Rather than establish what would have been a prophetic business model in 1989 while attending Rhode Island School of Design, Fairey’s initial impulse to make stickers and give them away was more along the lines of art school whimsy; he just wanted people to look up.

“An image in public space that was unexpected, was making people curious,” said Fairey of the Andre and Giant campaign. “The responses were fascinating. It was like a Rorschach test of people’s personalities.”

Since then, Fairey has found success in many realms, both commercial and artistic. This week he was in Philadelphia painting on the back wall of the Friends Center at 15th and Race streets. The mural is a heroic portrait of Amira Mohamed, a young woman who was recently released from prison. She is now studying architecture and works for the Mural Arts Program.

The mural is part of the Mural Arts Program citywide public art festival, Open Source, featuring several murals on the theme of criminal justice. Next week, a second Fairey mural — a portrait of James Anderson, a formerly incarcerated man who now works for the Anti-Recidivism Coalition in Los Angeles — will go up at 11th and Callowhill.

Fairey’s graphics related to criminal justice are also available as free downloadable files for printing stickers and silkscreening. That’s what makes this an open-source project.
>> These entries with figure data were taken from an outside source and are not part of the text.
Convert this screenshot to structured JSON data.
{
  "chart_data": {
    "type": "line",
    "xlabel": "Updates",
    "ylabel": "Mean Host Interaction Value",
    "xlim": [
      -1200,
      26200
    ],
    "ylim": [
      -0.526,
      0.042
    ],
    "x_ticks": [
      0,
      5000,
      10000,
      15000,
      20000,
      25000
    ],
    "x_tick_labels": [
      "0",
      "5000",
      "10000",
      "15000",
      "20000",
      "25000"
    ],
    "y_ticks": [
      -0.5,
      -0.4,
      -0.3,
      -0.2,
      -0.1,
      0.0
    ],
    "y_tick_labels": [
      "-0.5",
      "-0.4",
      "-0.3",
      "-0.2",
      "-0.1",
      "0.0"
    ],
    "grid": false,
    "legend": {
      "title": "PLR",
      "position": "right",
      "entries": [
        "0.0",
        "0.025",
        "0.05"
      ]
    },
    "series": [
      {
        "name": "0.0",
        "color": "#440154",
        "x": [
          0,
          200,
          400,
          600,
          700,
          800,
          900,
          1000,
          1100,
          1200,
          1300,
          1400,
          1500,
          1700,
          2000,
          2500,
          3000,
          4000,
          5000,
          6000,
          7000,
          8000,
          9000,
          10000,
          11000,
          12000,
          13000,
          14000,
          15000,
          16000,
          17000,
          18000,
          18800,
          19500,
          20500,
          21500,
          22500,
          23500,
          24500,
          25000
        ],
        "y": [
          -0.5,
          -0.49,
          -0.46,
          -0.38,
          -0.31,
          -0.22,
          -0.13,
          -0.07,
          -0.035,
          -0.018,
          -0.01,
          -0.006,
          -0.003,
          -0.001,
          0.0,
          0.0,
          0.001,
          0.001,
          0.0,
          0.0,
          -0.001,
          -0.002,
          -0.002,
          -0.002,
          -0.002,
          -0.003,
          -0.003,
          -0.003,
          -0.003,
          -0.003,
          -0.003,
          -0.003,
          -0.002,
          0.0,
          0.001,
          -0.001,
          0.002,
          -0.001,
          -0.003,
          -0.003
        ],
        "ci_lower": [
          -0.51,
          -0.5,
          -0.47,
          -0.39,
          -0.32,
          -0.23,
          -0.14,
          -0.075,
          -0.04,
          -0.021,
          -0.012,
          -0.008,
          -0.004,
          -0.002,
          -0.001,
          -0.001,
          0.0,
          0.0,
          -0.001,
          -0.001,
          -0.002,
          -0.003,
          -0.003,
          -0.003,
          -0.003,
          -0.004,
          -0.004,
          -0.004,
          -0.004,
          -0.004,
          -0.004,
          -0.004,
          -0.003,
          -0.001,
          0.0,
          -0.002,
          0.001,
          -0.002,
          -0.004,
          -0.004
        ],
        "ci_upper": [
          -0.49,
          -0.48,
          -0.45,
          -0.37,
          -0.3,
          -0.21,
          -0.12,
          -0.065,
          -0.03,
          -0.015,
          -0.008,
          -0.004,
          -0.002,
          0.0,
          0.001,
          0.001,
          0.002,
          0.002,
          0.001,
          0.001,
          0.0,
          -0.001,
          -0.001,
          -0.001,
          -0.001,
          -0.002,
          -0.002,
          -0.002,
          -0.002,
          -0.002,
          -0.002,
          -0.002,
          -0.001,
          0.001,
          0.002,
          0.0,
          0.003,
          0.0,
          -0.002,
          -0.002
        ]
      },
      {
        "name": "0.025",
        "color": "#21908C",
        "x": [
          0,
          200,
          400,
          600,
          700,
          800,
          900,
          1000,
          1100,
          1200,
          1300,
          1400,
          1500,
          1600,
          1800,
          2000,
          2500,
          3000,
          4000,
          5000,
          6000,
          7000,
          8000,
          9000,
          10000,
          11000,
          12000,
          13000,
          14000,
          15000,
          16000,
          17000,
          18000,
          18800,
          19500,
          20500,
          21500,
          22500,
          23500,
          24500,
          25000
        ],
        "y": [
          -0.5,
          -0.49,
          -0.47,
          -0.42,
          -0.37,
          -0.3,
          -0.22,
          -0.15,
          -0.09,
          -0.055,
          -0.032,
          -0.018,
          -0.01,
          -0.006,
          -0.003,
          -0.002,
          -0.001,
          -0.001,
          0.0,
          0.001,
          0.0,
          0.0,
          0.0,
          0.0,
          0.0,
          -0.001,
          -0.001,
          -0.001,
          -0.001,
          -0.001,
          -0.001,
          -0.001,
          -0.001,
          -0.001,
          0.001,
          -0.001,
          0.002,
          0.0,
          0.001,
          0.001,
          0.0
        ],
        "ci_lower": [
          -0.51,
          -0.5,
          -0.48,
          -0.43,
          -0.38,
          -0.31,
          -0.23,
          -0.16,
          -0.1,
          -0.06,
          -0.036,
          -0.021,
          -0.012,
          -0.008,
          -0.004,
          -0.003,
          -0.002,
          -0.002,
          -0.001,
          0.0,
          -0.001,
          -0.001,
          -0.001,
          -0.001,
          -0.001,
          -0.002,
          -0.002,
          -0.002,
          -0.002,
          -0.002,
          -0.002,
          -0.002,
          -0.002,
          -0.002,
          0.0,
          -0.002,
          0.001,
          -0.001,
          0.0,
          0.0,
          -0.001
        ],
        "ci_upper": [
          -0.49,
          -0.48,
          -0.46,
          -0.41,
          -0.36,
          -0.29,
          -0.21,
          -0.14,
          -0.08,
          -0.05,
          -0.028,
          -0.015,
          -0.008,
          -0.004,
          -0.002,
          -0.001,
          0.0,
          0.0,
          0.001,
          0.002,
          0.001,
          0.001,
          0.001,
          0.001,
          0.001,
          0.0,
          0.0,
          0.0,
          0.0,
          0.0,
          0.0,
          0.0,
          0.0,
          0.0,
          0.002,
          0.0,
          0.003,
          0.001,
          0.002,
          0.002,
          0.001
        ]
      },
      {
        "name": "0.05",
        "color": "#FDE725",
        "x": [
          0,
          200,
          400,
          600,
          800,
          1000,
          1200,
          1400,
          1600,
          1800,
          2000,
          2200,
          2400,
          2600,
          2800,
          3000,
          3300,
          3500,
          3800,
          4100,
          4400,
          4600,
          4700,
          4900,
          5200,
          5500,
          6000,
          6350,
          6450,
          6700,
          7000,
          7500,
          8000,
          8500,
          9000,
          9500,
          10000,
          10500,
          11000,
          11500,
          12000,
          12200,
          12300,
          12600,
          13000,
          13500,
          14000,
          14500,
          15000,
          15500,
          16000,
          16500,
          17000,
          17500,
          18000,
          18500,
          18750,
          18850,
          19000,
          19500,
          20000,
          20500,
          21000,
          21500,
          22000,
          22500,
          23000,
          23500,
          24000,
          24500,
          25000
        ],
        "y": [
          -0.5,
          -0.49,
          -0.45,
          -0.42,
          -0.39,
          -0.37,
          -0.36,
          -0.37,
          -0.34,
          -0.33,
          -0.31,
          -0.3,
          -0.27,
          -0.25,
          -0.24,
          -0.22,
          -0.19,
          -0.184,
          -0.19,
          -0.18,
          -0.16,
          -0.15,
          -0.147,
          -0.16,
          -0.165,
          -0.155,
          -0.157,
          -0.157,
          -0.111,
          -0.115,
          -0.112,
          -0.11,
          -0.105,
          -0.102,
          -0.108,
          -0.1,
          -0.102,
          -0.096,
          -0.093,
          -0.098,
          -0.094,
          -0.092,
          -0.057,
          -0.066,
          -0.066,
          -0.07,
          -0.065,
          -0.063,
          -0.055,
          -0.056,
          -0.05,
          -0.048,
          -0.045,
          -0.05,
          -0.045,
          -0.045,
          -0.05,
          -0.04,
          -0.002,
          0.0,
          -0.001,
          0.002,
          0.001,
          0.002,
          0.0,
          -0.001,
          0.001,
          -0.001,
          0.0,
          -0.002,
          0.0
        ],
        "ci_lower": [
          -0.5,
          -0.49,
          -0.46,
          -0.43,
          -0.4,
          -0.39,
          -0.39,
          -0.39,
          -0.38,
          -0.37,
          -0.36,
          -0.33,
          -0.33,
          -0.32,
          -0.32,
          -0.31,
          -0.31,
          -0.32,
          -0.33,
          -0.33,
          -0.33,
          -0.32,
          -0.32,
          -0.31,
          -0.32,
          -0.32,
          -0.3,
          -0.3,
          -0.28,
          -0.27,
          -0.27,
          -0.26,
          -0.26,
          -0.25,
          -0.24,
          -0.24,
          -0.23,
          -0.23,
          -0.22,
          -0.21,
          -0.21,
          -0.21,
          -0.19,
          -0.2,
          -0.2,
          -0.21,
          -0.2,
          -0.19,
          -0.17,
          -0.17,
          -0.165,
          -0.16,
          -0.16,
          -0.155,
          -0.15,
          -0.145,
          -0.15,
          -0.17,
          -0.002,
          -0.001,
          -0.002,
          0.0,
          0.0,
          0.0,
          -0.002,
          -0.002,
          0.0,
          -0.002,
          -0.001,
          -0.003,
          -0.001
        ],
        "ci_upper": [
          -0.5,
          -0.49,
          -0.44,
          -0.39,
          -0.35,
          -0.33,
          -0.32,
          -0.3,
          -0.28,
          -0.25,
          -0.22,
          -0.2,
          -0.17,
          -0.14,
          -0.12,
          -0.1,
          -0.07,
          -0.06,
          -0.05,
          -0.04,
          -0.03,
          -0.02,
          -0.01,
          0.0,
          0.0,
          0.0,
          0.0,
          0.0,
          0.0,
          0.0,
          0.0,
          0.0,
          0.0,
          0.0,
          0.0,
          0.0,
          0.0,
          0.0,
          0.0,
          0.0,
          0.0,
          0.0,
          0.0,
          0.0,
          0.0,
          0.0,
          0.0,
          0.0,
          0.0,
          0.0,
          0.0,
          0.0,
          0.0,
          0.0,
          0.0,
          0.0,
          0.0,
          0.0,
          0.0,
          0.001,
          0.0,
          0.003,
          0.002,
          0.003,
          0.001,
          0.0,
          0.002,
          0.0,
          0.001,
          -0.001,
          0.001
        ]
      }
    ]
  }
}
“Making sure that what I’m doing has a component that is free and viral, not commodified, ” said Fairey. “Of course, I have to do things to pay for all my projects, but one of the great things about having some success as an artist is, things that are conceptually meaningful that I want to transmit, people can have easy access to them.”

The six graphics available for free download at Fairey’s website feature statistics stating that America has 5 percent of the world’s population but 25 percent of its prisoners, and prisoners who participate in art programs are half as likely to re-enter prison after release.